Daylight fell and darkness rose.
Ambrose circled Barbara’s house, searching for an opening.
All of the doors were shut and locked.
Her windows were all closed tight.
He growled his irritation.
Raven’s scent betrayed him before he could say a word. “I suppose I ought to thrash you for coming too close to her house, sir.”
“Ha. Ha. Ha. Hilarious. What are you doing over here?”
Ambrose narrowed his eyes.
“Relax, sir. I am not hunting her.”
“You’re lucky, then.”
Raven fidgeted with the hem of his gloves. “Thank you for letting me stay in your bed all day.”
“Well, you didn’t give me a reason to kick you out.”
“I appreciate that, sir. I needed it.”
“About that train wreck.”
“What train wreck?”
“The one that stranded me here.”
“You’re gonna bring that up again?”
“I only want an answer, sir. Did you cause it?”
Ambrose looked up at the stars. “It’s a beautiful night.”
“Sir? Did you?”
“Does it even matter? If I did it, if Mark Caten did it, if that rotter Hildreth did it, so what? You’re still here.”
“I don’t know if it really matters, sir. I would like to know.”
“Yeah? Well, I would like to not talk about it. Help me find a way to get inside. I forgot to grab my luggage when I left this place. I really would like a change of clothes. And no. I am not wearing your clothes. We’re obviously not the same size.”
“That is true, sir. Why are you reluctant to talk about it?”
Ambrose walked away from him. “Maybe there’s a root cellar I’ve overlooked.”
“Why do you fear talking about it?”
Ambrose shot a sharp glare at him. “It isn’t fear. It’s unpleasant memories. I don’t want to go there.” His expression changed. “I didn’t want to go back. That place. That horrible place. I had to escape. The car was there and she shoved me into it. The keys were hanging in the ignition. It was a perfect escape waiting to happen.”
He shrugged. “So, I don’t know how to drive. So, what?

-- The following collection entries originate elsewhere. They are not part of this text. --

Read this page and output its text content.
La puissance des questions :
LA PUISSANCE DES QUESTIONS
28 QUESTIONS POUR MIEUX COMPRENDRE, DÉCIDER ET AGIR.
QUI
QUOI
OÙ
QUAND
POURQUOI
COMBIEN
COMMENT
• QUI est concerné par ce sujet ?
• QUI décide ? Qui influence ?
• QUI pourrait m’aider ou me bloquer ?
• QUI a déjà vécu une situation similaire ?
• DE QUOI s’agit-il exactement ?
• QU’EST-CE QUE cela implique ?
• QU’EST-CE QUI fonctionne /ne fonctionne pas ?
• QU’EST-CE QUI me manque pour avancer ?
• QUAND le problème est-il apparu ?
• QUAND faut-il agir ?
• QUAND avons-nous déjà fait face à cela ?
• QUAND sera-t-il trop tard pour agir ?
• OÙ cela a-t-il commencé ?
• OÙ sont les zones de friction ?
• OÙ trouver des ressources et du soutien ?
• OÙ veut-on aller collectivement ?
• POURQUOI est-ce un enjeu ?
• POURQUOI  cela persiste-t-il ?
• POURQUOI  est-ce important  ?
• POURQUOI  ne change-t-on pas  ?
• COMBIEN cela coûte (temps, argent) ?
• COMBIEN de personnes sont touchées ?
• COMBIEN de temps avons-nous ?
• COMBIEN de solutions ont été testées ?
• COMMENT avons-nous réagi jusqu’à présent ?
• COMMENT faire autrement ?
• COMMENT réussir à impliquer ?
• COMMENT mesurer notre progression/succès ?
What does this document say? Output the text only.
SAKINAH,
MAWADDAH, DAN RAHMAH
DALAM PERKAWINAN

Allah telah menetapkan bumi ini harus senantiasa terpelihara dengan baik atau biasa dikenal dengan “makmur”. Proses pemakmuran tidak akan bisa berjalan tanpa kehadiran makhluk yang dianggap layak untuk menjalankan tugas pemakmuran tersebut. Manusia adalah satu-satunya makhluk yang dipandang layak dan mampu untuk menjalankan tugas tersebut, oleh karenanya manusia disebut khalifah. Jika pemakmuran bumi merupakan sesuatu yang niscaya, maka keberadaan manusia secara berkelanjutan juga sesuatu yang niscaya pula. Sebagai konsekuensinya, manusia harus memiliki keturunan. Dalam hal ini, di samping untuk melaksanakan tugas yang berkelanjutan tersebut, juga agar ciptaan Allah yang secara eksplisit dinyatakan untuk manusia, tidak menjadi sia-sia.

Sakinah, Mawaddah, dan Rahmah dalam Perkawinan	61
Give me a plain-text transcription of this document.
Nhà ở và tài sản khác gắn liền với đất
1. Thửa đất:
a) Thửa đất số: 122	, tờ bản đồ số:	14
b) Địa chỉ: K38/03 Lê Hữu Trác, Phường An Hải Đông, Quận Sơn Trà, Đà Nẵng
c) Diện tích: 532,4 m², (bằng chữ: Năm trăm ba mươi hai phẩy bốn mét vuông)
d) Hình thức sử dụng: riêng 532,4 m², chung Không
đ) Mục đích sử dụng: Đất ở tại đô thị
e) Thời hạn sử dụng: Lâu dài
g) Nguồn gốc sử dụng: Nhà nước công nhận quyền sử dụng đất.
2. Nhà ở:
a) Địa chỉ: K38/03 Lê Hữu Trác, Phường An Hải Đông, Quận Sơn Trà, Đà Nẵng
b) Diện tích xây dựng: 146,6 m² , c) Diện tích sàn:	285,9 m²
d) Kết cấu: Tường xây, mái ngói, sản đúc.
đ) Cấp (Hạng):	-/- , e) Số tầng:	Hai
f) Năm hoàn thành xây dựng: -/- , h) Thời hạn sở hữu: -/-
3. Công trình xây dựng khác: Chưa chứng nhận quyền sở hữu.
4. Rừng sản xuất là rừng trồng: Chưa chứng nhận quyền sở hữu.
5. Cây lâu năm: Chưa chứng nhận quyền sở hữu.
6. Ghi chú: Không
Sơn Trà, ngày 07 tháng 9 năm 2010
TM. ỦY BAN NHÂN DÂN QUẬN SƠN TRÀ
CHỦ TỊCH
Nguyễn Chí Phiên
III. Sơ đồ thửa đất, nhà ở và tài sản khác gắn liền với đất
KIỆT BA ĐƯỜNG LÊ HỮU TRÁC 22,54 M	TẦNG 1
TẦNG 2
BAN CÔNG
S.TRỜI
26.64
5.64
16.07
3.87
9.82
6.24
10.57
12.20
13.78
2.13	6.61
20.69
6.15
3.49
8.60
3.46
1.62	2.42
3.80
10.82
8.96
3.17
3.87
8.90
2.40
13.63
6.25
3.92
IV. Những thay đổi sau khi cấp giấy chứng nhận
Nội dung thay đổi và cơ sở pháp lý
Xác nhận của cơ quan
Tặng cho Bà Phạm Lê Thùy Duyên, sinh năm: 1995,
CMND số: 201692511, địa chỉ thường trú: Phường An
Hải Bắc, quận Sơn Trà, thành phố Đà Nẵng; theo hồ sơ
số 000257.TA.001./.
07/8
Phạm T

I bet you don’t know how to drive either.”
Raven flinched as if Ambrose had slapped him.
“I thought as much.” He ran his hand through his hair. “The car took off on me. I tried to stop it, but it was stuck – the stupid beast. It just kept going and going. I managed to stop it, finally, but yeah. It was on the tracks and the train was coming. What was I supposed to do, Raven? Try to start up that insane beast again? No thanks.”
“You could have just answered my question, sir.”
“True, but I wasn’t feeling all that informative at that moment. Now, help me get inside.”
“I do hate to be the one to say this, but you could just break in.”
Ambrose looked surprised.
“Sir. Or you could wait for her to come home.”
Ambrose shook his head. “That would be stupid on so many levels of stupid.” His expression turned thoughtful. “Is there a way we can break in without causing any damage?”
“I don’t possess magic.”
“Neither do I, sir.”
Ambrose smacked the back of Raven’s head. “Don’t make unhelpful suggestions.”
“I am sorry, sir.”
“Although…” He smiled. “Huh. I wonder if that would work.”
Ambrose walked up to the front door and tried to open it.
Of course, it was locked. Just as he expected it to be.
“Okay. Here goes nothing.” He put his face close to the door and whispered soft mind-altering suggestions into the brass lock.
Ambrose spread his hand on the door and it popped open. He grinned. “Well. That’s good to know.” He looked back at Raven. “You coming in with me?”
“I would like to, but the owner of this house hasn’t invited me in. As far as I know, sir, you are not the owner of this house.”
“You don’t have to be so snarky.” Ambrose went inside.